Data quality is an issue in all areas of AI. As previously seen (e.g. Amazon) your AI is only as good as the data it is trained on. A more finance specific problem we face is related to the timeseries nature of finance data – that is, events on Tuesday have to be analysed with the knowledge of other events which happened on Monday.
The timeseries nature of financial data makes the data ‘non-stationary’. ‘Stationary’ refers to data which largely stays the same over time. For example, we could train an AI to recognise images of ducks. If we show the AI an array of images of ducks, it will learn that if it looks like a duck, swims like a duck, and quacks like a duck, then it probably is a duck. But most importantly, whether the picture is from 1900 or 2000, they will contain similar features that can be picked up by an AI. These features are stationary, and are what the AI uses to identify what the picture represents.

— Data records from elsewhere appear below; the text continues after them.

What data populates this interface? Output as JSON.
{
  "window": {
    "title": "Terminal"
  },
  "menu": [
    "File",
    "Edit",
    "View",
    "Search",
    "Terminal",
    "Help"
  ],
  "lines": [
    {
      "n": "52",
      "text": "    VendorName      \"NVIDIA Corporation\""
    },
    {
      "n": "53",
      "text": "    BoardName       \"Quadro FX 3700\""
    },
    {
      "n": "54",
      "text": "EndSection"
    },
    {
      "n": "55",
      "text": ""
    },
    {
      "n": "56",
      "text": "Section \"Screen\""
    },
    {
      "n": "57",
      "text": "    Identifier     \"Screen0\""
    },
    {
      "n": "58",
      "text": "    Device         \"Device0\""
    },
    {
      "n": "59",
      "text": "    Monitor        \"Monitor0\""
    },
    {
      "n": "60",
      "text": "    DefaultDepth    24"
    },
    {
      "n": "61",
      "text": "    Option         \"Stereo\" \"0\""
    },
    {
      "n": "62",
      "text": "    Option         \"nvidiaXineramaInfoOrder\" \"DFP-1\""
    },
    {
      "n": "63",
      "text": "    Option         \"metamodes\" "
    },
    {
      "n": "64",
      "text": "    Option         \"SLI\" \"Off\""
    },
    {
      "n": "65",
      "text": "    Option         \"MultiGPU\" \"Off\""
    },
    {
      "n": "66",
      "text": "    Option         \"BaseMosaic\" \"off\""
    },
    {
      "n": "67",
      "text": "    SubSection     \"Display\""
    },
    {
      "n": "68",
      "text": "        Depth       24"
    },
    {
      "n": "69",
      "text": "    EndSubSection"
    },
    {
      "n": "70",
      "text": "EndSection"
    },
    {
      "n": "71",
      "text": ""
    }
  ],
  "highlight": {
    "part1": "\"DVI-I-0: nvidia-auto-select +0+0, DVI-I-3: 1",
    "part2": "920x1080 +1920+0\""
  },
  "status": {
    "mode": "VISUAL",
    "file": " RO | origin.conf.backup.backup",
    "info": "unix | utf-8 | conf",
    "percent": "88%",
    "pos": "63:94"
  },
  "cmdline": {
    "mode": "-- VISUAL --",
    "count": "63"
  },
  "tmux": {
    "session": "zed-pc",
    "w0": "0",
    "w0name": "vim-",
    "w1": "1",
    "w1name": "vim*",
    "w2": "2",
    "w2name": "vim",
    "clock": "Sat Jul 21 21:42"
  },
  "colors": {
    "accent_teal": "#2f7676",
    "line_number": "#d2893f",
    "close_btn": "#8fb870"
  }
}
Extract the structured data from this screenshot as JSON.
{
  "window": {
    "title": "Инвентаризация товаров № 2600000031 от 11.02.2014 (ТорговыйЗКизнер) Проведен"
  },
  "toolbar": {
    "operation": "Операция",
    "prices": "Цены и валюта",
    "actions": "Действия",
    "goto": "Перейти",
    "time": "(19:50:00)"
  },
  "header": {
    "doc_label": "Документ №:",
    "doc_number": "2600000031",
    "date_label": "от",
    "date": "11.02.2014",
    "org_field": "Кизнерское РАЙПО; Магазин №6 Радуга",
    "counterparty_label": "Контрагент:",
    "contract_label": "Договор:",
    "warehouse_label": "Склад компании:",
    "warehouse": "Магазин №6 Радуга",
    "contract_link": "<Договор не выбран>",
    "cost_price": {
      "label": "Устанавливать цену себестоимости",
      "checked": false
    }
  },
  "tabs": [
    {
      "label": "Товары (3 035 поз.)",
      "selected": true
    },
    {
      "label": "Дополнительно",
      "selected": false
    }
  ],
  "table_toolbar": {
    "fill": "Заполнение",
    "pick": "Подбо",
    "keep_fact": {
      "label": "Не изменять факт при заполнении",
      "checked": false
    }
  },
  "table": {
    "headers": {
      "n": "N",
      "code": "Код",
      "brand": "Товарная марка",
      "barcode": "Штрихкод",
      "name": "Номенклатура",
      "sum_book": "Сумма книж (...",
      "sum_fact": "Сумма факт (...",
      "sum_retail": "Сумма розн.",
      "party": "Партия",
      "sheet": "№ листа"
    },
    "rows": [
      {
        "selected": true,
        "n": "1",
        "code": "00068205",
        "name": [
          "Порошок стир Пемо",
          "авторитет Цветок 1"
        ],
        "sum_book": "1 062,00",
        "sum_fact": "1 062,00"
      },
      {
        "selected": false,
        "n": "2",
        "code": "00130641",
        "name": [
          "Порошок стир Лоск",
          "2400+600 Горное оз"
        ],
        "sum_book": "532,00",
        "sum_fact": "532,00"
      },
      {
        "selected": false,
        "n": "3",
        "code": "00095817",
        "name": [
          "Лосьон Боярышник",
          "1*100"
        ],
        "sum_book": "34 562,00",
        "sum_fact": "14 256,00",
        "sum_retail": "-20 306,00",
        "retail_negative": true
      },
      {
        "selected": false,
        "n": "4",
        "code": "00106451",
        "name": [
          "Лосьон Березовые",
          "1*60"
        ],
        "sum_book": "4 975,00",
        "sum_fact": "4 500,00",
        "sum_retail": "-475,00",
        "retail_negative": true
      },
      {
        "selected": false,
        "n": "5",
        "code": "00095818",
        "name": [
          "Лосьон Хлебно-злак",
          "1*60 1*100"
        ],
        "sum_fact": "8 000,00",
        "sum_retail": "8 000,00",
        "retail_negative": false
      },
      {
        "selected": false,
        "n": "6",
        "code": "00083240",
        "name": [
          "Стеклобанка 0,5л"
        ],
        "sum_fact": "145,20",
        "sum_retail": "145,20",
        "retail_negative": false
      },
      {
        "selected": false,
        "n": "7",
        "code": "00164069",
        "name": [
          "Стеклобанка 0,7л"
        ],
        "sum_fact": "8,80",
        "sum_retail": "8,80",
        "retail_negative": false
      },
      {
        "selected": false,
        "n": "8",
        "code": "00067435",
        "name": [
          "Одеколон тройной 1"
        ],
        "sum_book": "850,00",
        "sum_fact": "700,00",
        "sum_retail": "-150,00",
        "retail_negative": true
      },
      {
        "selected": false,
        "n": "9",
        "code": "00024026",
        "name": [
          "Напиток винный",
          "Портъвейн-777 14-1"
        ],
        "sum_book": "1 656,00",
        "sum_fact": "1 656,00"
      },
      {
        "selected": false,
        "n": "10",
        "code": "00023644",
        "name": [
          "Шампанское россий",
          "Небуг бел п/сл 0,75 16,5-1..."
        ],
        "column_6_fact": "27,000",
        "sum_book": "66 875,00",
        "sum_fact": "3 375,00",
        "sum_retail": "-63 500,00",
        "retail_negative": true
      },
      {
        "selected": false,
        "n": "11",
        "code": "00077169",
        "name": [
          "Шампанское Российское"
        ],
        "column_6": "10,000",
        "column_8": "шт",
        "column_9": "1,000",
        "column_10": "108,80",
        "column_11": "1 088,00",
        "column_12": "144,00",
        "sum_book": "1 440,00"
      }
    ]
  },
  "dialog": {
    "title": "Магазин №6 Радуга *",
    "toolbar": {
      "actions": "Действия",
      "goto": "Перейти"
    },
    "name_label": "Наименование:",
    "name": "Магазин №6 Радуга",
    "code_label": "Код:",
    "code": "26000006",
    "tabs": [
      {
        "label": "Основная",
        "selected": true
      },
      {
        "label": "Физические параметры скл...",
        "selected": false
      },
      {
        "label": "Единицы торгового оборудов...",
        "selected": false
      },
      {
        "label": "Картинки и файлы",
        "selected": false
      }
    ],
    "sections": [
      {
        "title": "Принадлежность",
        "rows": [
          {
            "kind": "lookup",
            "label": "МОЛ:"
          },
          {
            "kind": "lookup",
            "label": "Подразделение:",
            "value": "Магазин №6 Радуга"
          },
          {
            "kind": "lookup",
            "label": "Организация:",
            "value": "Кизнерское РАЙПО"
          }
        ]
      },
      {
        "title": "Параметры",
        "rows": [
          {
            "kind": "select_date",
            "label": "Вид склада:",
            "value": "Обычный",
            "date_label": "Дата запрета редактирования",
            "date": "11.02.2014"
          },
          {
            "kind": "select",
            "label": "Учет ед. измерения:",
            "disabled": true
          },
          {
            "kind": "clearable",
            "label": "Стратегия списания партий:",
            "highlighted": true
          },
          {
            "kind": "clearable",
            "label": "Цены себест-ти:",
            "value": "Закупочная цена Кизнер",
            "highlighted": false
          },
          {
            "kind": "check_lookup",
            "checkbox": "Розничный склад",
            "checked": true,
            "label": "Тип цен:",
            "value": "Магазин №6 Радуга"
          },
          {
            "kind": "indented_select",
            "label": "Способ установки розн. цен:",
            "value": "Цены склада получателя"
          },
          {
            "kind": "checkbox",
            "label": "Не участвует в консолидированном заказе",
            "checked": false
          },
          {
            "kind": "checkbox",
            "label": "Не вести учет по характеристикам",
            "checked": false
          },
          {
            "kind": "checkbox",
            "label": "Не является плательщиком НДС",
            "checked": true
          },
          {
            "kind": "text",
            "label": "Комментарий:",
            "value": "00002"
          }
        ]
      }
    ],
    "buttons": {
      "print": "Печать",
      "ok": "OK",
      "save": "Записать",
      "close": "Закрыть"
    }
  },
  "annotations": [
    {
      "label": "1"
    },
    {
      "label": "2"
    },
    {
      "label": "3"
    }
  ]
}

Compare this with financial data which exhibits highly non-stationary behaviour. This phenomenon is often summarised by the mantra: “past performance is no guarantee of future results”. There can be many patterns that can arise such as the stock price of a company going up if soybean futures go down and bonds go up. However, there is absolutely no guarantee that this will be the case again in the future. As AI mostly makes its decisions from past results, the ever-changing nature of the financial market poses a significant obstacle for any AI system. Although non-stationarity is a significant issue with developing an AI system, there are many ways to understand and remedy its effects. For example, we combat it with regular retraining of our models as well as many other safeguards.
Assuming that one can handle these problems, the next issue is the timescale for which the AI can produce profitable results. The reality is that the financial market is a complex dynamic system that will eventually autocorrect any profitable opportunities when saturated. Any predictable pattern that an AI could find may be washed out eventually as prices correct themselves. The only solution to this is to build a constantly evolving system that can keep up with the dynamical market. At Arabesque AI, we are tackling this problem with a large team of researchers to provide new ideas and state-of-the-art technology in order to build an AI system for finance that can withstand the test of time.